Translating Eduardo Sacheri’s Great Metaphor: A Conversation with Mara Faye Lethem
Today is the release date for Papers in the Wind, the English translation of Eduardo Sacheri’s Papeles en el viento (2011). Following the death of Mono, his brother and friends struggle to secure Mono’s daughter’s future. Unfortunately, Mono invested his money in a promising soccer player whose talents haven’t panned out.
The film adaptation of Sacheri’s El secreto de sus ojos (The secrets in their eyes) won the 2009 Academy Award for Best Foreign Language film. Other Press published the English translation the following year. Other Press’s release of Papers in the Wind precedes the 2014 World Cup, beginning in June. Here WLT talks with translator Mara Faye Lethem about the book and soccer as Sacheri’s “excellent map of reality.”
Michelle Johnson: This novel is set in the world of soccer. Were you already a soccer fan, or was this a new world for you? Did this present any translation challenges?
Mara Faye Lethem: When I first moved to Barcelona, our team was so on fire that I got swept up. I have to admit I loved Ronaldinho’s Harlem Globetrotteresque style, and Messi, of course, is amazing to watch. But once I started having kids, and FC Barcelona had won every possible title, I started losing interest.

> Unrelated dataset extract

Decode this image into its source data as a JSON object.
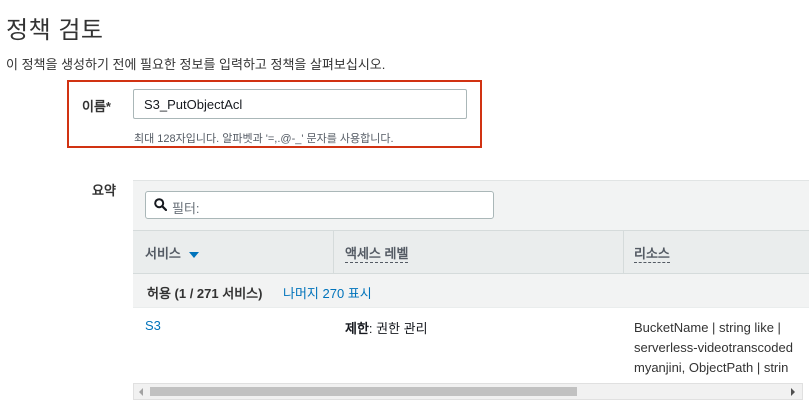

Now it is hard for me to pay attention to a game; it’s like my eyes just slip off the screen.
Even when I kept up with the games, it wasn’t in English, and there are linguistic differences between Argentine and Spanish football terminology as well as American and British (where most of the interest in compiling online bilingual dictionaries comes from, for example). But every translation requires some kind of research, and that is part of the fun. The main challenge is that soccer is still such an emerging sport in the US, whereas in Argentina it’s an entire world; this book goes deep into the seemingly endless farm teams, but really it’s about male friendship.
MJ: You’ve translated other Argentine writers, such as Patricio Pron, but you’ve also translated writers from Spain. From a translator’s perspective, how is translating a book from Spanish written by an Argentine writer different than a book by a writer from Spain, or is it?
MFL: That depends on several factors: more important often than where the author was born are his or her influences and the narrative voice and period of the book in question. Pron’s style, for example, is very influenced by German authors, which isn’t typically the case for an Argentine. With Papers in the Wind, Sacheri portrays the lifelong friendship between four men, and their intimacy is reflected in their inside jokes, etc. But I have quite a few Argentine friends, and they are very patient with my questions.
MJ: As someone based in Barcelona, I assume this helps you with your translations of writers from the region. Have you spent any time in Argentina?
MFL: It is on my bucket list!
MJ: How closely did you work with the author as you were translating Papeles en el viento?
MFL: Not at all.
MJ: I’ve read that Sacheri began writing soccer stories and then wrote for some sports publications. So it seems soccer is an enduring subject for him. Have you read or translated any of this other work? Is there anything you can tell us about it?
MFL: Sacheri describes soccer as “an excellent map of reality.” It is his great metaphor, which allows him to discuss such topics as working together, luck, beauty, randomness, learning to lose, playing by the rules. For Sacheri, it’s all in there.